`Panicky Exit' by Fed Seen as Risk to Markets Even Amid 0.2% GDP

Three Charts for Janet Yellen to Consider

If you are the type who enjoys stories along the lines of "Here's the One Chart You Need to See Before the Fed Decision," then by all means take a gander below because it's arguably the One Chart You Need to See Before the Fed Decision.


As the chart from FBN Securities analyst J.C. O'Hara shows, "investors would rather wait to digest the Fed's message rather than to anticipate their verbiage." This is remarkable for a few reasons, one being the fact that the market's metabolism can still be measured in hours or days instead of microseconds. Also, after they "digest" the Fed remarks, it's remarkable how nourishing investors have found them to be even through the end of quantitative easing and the Fed's slow-motion backstep away from its commitment to a benchmark interest rate near zero. At least until Friday, at which point maybe they realize they've over-eaten and burp up a little bit of the feast. 

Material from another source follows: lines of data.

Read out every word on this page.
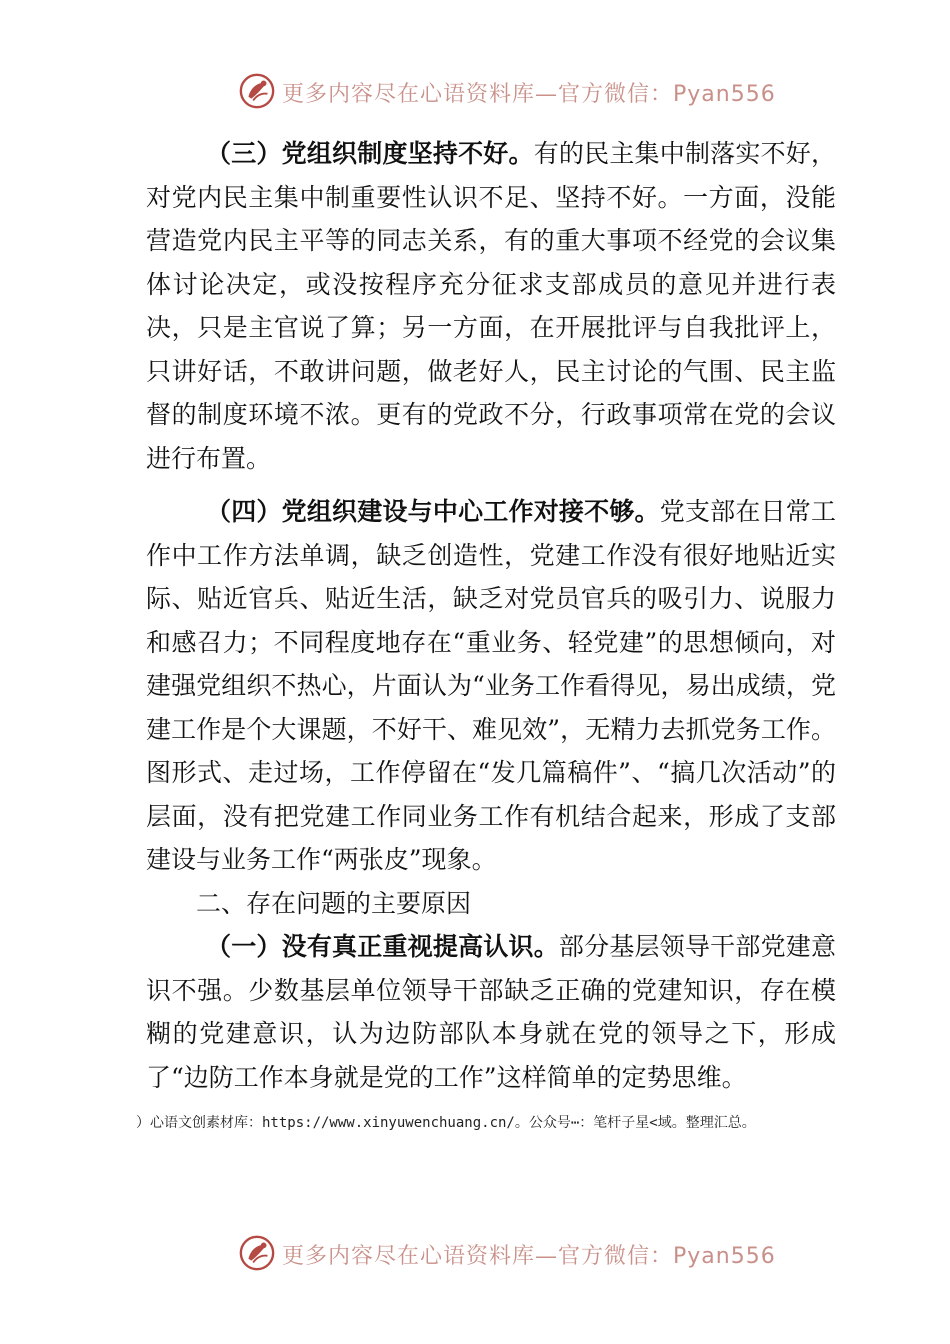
更多内容尽在心语资料库—官方微信：Pyan556

（三）党组织制度坚持不好。有的民主集中制落实不好，对党内民主集中制重要性认识不足、坚持不好。一方面，没能营造党内民主平等的同志关系，有的重大事项不经党的会议集体讨论决定，或没按程序充分征求支部成员的意见并进行表决，只是主官说了算；另一方面，在开展批评与自我批评上，只讲好话，不敢讲问题，做老好人，民主讨论的气围、民主监督的制度环境不浓。更有的党政不分，行政事项常在党的会议进行布置。

（四）党组织建设与中心工作对接不够。党支部在日常工作中工作方法单调，缺乏创造性，党建工作没有很好地贴近实际、贴近官兵、贴近生活，缺乏对党员官兵的吸引力、说服力和感召力；不同程度地存在“重业务、轻党建”的思想倾向，对建强党组织不热心，片面认为“业务工作看得见，易出成绩，党建工作是个大课题，不好干、难见效”，无精力去抓党务工作。图形式、走过场，工作停留在“发几篇稿件”、“搞几次活动”的层面，没有把党建工作同业务工作有机结合起来，形成了支部建设与业务工作“两张皮”现象。

二、存在问题的主要原因

（一）没有真正重视提高认识。部分基层领导干部党建意识不强。少数基层单位领导干部缺乏正确的党建知识，存在模糊的党建意识，认为边防部队本身就在党的领导之下，形成了“边防工作本身就是党的工作”这样简单的定势思维。

）心语文创素材库：https://www.xinyuwenchuang.cn/。公众号⋯：笔杆子星<域。整理汇总。
更多内容尽在心语资料库—官方微信：Pyan556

If there is only One Interpretation of the One Chart You Need to See Before the Fed Decision, it is this: to any extent that the stock market attempted to anticipate that central bank verbiage, it seems to have regularly anticipated a more hawkish message than what the Fed actually delivered.

Of course, charts are like potato chips: the saltier the better, and who is really satisfied after just one? Certainly not James Paulsen, chief investment strategist at Wells Capital Management. Jim loaded up a recent e-mail with several hand-annotated charts to make the argument that there are signs that the economy actually is at risk of overheating, and the "slow and steady exit of the Fed could actually quickly become a panicky exit!"

The notion of an overheating economy  may seem "contrarian" at best and "laughable" at worst on a day when the government reported gross domestic product that grew at a measly 0.2 percent annualized rate and negative quarter-over-quarter inflation.

But Paulsen's charts make a compelling case that today's report may possibly be a head fake and a "spring thaw" in the economy has the potential to cause a sharp and sudden reversal in investor expectations of the future path of interest rates. What he lacks in proper penmanship techniques, he makes up for with interesting observations about market conditions. Take for example his look at bank lending and home prices: 


Or the job market: 


Or what possibly could be the end of deflationary pressures from commodity prices: 


These charts were done before today's economic data was released but Paulsen stands by them, noting that a weak number was expected due to the frigid weather and West Coast port strikes.  

"A piece on `overheat' is not going to play well today with such a weak headline GDP report but that is also partly why I think the adjustment by the markets to sudden overheat evidence could be significant," he wrote in an e-mail.  

The bottom line, obviously, is that you should probably be looking at more than one chart before today's Fed meeting, or the rest of the meetings this year.